O programa SAAL (Serviço de Apoio Ambulatório Local), uma medida saída da revolução foi um programa do Estado para resolver alguns problemas de habitação que afectavam algumas populações mais fragilizadas e que visava também a intervenção popular no processo. Foram criadas equipas técnicas (exemplo arquitectos, engenheiros) que trabalhavam em conjunto com a comissão de moradores para acabar com as casas de madeira e construir casas de betão com melhores condições de salubridade. Assim, havia um apoio técnico e económico às populações (através de subsídios a fundo perdido concedidos pelo Fundo de Fomento à Habitação), que permitia avançar com processos de auto-construção, lado a lado com os moradores.

Este período foi um momento não só de auto-construção de novas casas, mas também de participação democrática, de cooperação, solidariedade e união entre os moradores. Nesse sentido, este momento histórico faz parte da identidade do bairro e está ainda na memória de todos os que vivenciaram de forma activa estes momentos. Como é o caso de Cila, de 58 anos, criança quando tudo se começou a transformar: “o bairro era todo em madeira e acrescentavam-se barracas quando os filhos casavam”, refere.

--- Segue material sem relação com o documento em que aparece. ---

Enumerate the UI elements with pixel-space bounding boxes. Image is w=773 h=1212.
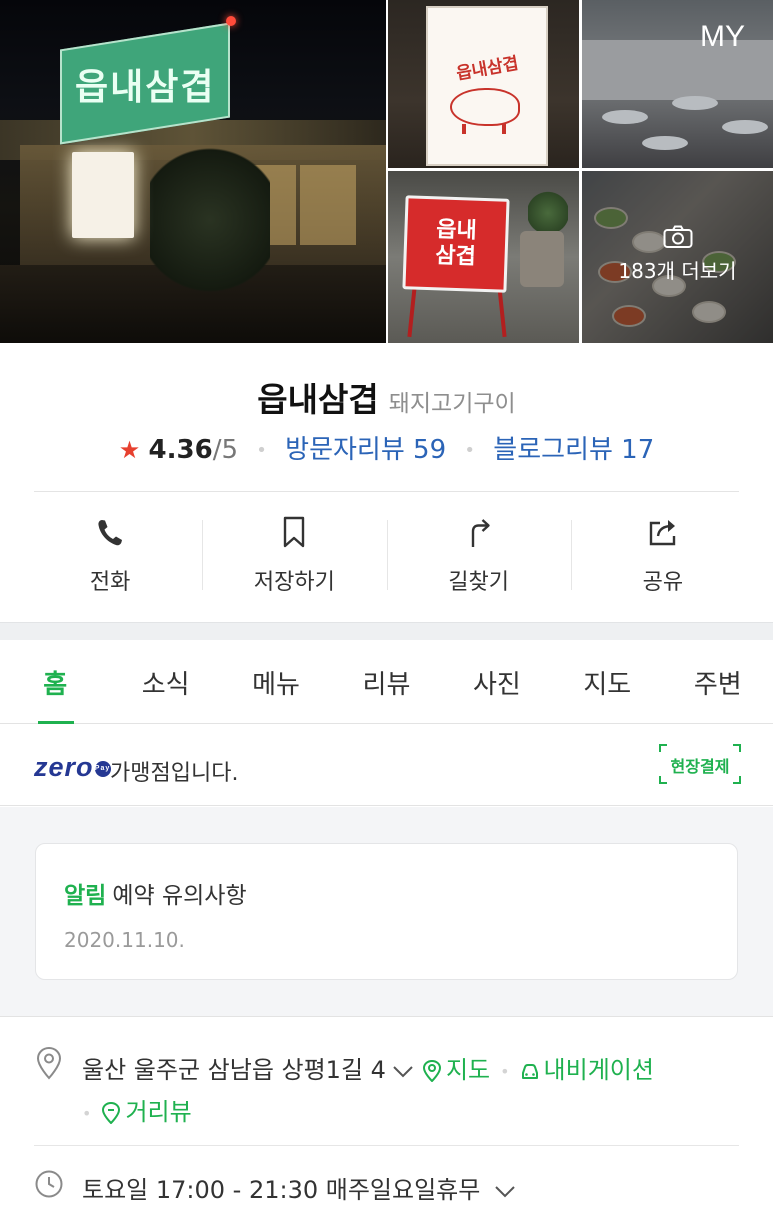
map-pin-icon (422, 1060, 441, 1082)
notice-date: 2020.11.10. (64, 928, 185, 952)
car-icon (521, 1064, 538, 1079)
onsite-payment-badge: 현장결제 (659, 744, 741, 784)
tab-menu[interactable]: 메뉴 (221, 640, 331, 723)
navigation-link[interactable]: 내비게이션 (544, 1056, 654, 1084)
chevron-down-icon[interactable] (392, 1063, 414, 1079)
food-photo-more[interactable]: 183개 더보기 (582, 171, 773, 343)
blog-review-link[interactable]: 블로그리뷰 17 (493, 435, 654, 465)
more-photos-button[interactable]: 183개 더보기 (582, 225, 773, 284)
interior-photo[interactable]: MY (582, 0, 773, 168)
street-view-pin-icon (102, 1102, 121, 1124)
map-link[interactable]: 지도 (446, 1056, 490, 1084)
camera-icon (663, 225, 692, 248)
separator-dot: • (82, 1103, 92, 1123)
pig-signboard: 읍내삼겹 (426, 6, 548, 166)
more-photos-label: 183개 더보기 (618, 259, 737, 283)
place-name: 읍내삼겹 (257, 380, 379, 419)
my-button[interactable]: MY (700, 20, 745, 54)
share-icon (649, 520, 676, 546)
tab-photo[interactable]: 사진 (442, 640, 552, 723)
rating-max: /5 (212, 435, 239, 465)
separator-dot: • (464, 440, 476, 461)
call-button[interactable]: 전화 (18, 512, 202, 608)
star-icon: ★ (118, 436, 141, 464)
directions-icon (471, 519, 490, 547)
notice-tag: 알림 (64, 883, 107, 909)
tab-nearby[interactable]: 주변 (663, 640, 773, 723)
address-text: 울산 울주군 삼남읍 상평1길 4 (82, 1056, 386, 1084)
section-gap (0, 622, 773, 640)
rating-score: 4.36 (148, 435, 213, 465)
separator-dot: • (256, 440, 267, 461)
visitor-review-link[interactable]: 방문자리뷰 59 (285, 435, 446, 465)
tab-map[interactable]: 지도 (552, 640, 662, 723)
zeropay-banner: zeroPay 가맹점입니다. 현장결제 (0, 724, 773, 806)
directions-button[interactable]: 길찾기 (386, 512, 571, 608)
storefront-photo[interactable]: 읍내삼겹 (0, 0, 386, 343)
signboard-photo[interactable]: 읍내삼겹 (388, 0, 579, 168)
clock-icon (35, 1170, 63, 1198)
place-header: 읍내삼겹 돼지고기구이 ★ 4.36/5 • 방문자리뷰 59 • 블로그리뷰 1… (0, 343, 773, 491)
share-label: 공유 (642, 570, 684, 595)
action-bar: 전화 저장하기 길찾기 공유 (18, 512, 755, 608)
separator-dot: • (500, 1061, 510, 1081)
standing-sign-photo[interactable]: 읍내 삼겹 (388, 171, 579, 343)
address-row: 울산 울주군 삼남읍 상평1길 4 지도 • 내비게이션 • 거리뷰 (0, 1018, 773, 1146)
photo-grid: 읍내삼겹 읍내삼겹 MY 읍내 삼겹 183개 더보기 (0, 0, 773, 343)
notice-title: 예약 유의사항 (112, 883, 247, 909)
street-view-link[interactable]: 거리뷰 (125, 1098, 191, 1126)
tab-news[interactable]: 소식 (110, 640, 220, 723)
tab-bar: 홈 소식 메뉴 리뷰 사진 지도 주변 (0, 640, 773, 724)
zeropay-logo: zeroPay (34, 752, 111, 782)
phone-icon (98, 520, 123, 546)
place-category: 돼지고기구이 (388, 391, 516, 417)
zeropay-text: 가맹점입니다. (110, 761, 239, 786)
tab-review[interactable]: 리뷰 (331, 640, 441, 723)
tab-home[interactable]: 홈 (0, 640, 110, 724)
bookmark-icon (284, 516, 305, 548)
call-label: 전화 (89, 570, 131, 595)
chevron-down-icon[interactable] (494, 1183, 516, 1199)
directions-label: 길찾기 (448, 570, 509, 595)
save-button[interactable]: 저장하기 (202, 512, 386, 608)
standing-sign: 읍내 삼겹 (402, 195, 510, 293)
hours-row: 토요일 17:00 - 21:30 매주일요일휴무 (0, 1146, 773, 1212)
share-button[interactable]: 공유 (570, 512, 755, 608)
notice-card[interactable]: 알림 예약 유의사항 2020.11.10. (35, 843, 738, 980)
divider (34, 491, 739, 492)
hours-text: 토요일 17:00 - 21:30 매주일요일휴무 (82, 1176, 481, 1204)
location-pin-icon (36, 1046, 62, 1080)
pig-illustration (450, 88, 520, 134)
save-label: 저장하기 (253, 570, 335, 595)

O processo de construção começou lentamente com a mobilização de todos os trabalhadores, os meios não ficaram imediatamente disponíveis, mas a ansiedade daquelas pessoas em transformar as suas vidas, para melhor, fê-los avançar. “Raspei muitos tacos quando era pequenina”, afirma Cila com visível orgulho, acrescentando: “as primeiras casas a serem construídas foram feitas com materiais de refugo: os azulejos, os mosaicos, era tudo com defeito; e os tacos aproveitados de outras casas. Antigamente colavam-se os tacos com alcatrão. E nós tínhamos que tirar o alcatrão velho e voltar a aplicar. Metiam os miúdos a fazer isso. Toda a gente colaborava. Ainda fui muitas vezes vender rifas para o parque da cidade com o nosso símbolo. Precisávamos fazer mais dinheiro para as obras. E como era mais fácil as pessoas darem aos garotos do que aos adultos, eram os miúdos que iam. Depois com o dinheiro do Fundo de Fomento já foi possível começar a comprar material”.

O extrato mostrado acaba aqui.